Boot problems in Microsoft Windows 10 and the way forward.

Microsoft 10 took a step backwards in the right direction. It brings back the start menu button in the lower left hand side of the screen. This was removed by Steve Sinofsky and his team. From a project management approach this was a case of ignoring the input of one important component of any successful project; the users. The lesson from Windows 8 is that one simply cannot and should not dictate to users what they need; in a market that is more customer-centric users want to state the features, feel and functionality of the products they will ultimately use.



Well Mr Sinofsky is now part of Microsoft’s history. With Windows 10 we got back the start button. Tiles that appeared in Windows 8 live on but constitute an alternative to the product UI. Time will tell whether the tiles feature will survive into future incarnations of the product. The important thing is that anyone who upgrades from Windows 7 to Windows 10 will not feel lost and isolated.

One problem I've encountered with Windows 10 is safe mode. You don’t really need to go into safe mode unless there is a problem while Windows is loading. Many-a-times Windows start-up problems happen when a driver fails. Safe mode allowed a hardware engineer to load the machine with the minimalist set of drivers set at very basic settings. Once a machine would load the engineer would be able to analyse the problem that caused the failure and take the necessary corrective action so that the problem component that prevented Windows from loading properly would not misbehave again.

Windows 10 has 4 or 5 ways to boot into safe mode yet most of them require that Windows is already up and running. What happens if the problem takes place when Windows is powering up? In the past one could press the F8 or (Shift-F8) keys before Windows starts. A menu would come up and the engineer would be able to choose Safe mode. This no longer works in Windows 10 if you have a modern PC with a UEFI BIOS and SSD drives. This is because since Windows 8, in order to make Windows boot in the shortest possible time the code that checks for the F8 key press executes so quickly that no human being is fast enough to register it. If you use an old and ancient PC (hands up who does) the machine may be slow enough for your F8 key press to register with the Windows boot process.

At http://blogs.msdn.com/b/b8/archive/2012/05/22/designing-for-pcs-that-boot-faster-than-ever-before.aspx, Steve Sinofsky said 


“Windows 8 has a problem – it really can boot up too quickly 
So quickly, in fact, that there is no longer time for anything to interrupt boot.
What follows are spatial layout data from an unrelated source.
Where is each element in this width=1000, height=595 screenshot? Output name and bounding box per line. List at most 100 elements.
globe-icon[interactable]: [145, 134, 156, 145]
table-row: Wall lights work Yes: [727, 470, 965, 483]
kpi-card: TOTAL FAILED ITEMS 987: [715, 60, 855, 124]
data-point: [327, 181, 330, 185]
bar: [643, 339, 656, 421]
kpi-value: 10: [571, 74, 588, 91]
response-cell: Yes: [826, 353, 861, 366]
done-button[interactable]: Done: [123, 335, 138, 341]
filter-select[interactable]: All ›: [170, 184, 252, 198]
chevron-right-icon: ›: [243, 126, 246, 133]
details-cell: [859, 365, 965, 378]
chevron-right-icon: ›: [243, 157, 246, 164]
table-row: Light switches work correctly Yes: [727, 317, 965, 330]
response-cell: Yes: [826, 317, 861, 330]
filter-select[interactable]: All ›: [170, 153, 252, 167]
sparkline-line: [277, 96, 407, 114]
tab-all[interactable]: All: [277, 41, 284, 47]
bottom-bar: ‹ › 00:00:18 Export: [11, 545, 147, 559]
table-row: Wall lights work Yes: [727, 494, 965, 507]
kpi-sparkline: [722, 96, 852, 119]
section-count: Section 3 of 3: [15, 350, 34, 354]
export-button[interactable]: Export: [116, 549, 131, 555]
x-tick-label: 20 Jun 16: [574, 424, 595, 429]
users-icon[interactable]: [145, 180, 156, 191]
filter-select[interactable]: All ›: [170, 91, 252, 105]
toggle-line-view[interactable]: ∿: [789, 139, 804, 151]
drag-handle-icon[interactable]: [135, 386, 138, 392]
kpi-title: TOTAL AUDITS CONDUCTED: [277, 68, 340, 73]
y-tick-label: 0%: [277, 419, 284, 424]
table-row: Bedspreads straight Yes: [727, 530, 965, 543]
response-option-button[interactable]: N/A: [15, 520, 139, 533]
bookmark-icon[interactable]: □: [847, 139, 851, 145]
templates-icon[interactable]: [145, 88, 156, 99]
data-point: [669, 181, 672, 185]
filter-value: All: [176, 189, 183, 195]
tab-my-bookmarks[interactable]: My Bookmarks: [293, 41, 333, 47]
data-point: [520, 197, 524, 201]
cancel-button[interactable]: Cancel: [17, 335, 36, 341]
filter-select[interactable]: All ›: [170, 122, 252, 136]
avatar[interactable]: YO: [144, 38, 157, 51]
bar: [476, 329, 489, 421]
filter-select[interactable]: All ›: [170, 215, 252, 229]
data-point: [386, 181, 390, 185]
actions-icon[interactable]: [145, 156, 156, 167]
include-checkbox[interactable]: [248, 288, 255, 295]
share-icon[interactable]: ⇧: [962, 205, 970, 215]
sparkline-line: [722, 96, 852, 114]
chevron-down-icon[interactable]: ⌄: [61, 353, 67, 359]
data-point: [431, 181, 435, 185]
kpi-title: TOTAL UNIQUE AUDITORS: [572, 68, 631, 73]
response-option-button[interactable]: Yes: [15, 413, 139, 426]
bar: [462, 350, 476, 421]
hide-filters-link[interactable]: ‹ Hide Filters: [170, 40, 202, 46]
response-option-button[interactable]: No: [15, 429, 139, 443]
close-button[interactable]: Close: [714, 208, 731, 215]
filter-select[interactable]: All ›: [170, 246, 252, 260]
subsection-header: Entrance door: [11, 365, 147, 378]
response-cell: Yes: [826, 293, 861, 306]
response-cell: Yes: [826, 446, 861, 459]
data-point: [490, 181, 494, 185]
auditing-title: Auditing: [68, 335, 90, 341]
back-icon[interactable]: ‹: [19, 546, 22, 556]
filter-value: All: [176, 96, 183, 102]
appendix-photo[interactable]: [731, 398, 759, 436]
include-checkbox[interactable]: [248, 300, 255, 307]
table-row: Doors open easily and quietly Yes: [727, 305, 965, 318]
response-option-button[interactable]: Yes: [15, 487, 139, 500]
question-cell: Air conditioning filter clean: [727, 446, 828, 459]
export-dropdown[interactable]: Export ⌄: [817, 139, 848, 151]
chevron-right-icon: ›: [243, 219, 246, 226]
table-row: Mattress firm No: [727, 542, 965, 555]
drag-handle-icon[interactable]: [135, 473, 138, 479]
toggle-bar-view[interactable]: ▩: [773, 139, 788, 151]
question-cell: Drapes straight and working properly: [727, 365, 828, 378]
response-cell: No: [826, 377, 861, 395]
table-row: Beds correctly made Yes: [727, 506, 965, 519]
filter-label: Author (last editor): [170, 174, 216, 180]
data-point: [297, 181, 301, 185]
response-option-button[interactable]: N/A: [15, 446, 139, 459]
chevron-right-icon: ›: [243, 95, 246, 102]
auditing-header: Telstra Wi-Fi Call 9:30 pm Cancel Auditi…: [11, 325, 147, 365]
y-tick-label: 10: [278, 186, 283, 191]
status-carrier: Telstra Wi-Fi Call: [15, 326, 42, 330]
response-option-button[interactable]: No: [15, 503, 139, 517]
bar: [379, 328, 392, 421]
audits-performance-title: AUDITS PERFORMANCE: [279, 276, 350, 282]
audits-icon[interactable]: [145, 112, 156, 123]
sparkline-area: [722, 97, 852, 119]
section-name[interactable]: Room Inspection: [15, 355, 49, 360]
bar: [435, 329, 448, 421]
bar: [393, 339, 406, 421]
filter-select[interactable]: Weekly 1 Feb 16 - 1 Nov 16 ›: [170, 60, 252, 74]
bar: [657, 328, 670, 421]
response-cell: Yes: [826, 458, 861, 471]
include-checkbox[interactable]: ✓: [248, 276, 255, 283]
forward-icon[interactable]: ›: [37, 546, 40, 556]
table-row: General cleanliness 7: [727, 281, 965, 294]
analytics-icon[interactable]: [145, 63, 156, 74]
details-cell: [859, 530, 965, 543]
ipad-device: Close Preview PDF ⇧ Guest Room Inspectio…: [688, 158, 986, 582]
When you turn on a Windows 8 PC, there’s no longer long enough to detect keystrokes like F2 or F8, much less time to read a message such as “Press F2 for Setup.” For the first time in decades, you will no longer be able to interrupt boot and tell your PC to do anything different than what it was already expecting to do. 
Fast booting is something we definitely want to preserve. Certainly no one would imagine intentionally slowing down boot to allow these functions to work as they did in the past. In this blog I’ll walk through how we’re addressing this “problem” with new solutions that will keep your PC booting as quickly as possible, while still letting you do all the things you expect.”

The statement that “Certainly no one would imagine intentionally slowing down boot to allow these functions to work as they did in the past” Is short sighted in that:

  • Systems will and do fail. Removing a feature such as this without implementing an easy to access alternative does not constitute a good design. 
  • Any project requires support features that may not be directly used by the customer but are necessary for support staff to be able to service the deliverables when the project goes live.

People who have certain graphics cards are having problems when they upgrade to Windows 10 from Windows 7. The upgrade goes well but upon loading the first time an error comes up stating that the driver crashed and the machine goes into an immediate boot (what was the blue screen of death in order versions of Windows). From that moment onwards attempts to boot into Windows 10 fail because after the initial Microsoft Logo the screen goes blank.

The success of a global product such as Windows is an example of a project that would benefit so much from an AGILE/SCRUM approach. In this particular case the client is not 1 single entity but (potentially) millions of users from all over the globe. Challenges to this project are to encourage “normal” users rather than having only techies provide feedback. Another important concern is that during the evaluation stage testers should be encouraged to really use the operating system for their day to day activities and not treat is as a play/test thing. A third pillar to success requires that Microsoft would have to have systems and people in place to encourage input, generate statistical information on what are the problems, prioritize the issues, agree on what will get included in scrum sprints and, after the sprint, update the test systems with the changes giving points to those who made the suggestions.

With Microsoft Azure, Office 365 and other online goodies, Microsoft might be able to achieve this. Testers could be given free cloud storage and office functionality. Users who would be using test systems need to be assured that their data is protected and accessible if the test systems are down. Prizes would need to be defined as would the scoring system and clean-up mechanisms to remove accounts that are abandoned or which have never been used.

After the product is released anyone who would have achieved above a minimal score would be declare a Windows Winner and would be entitled to a token of appreciation. Marking folk would need to figure what it will be.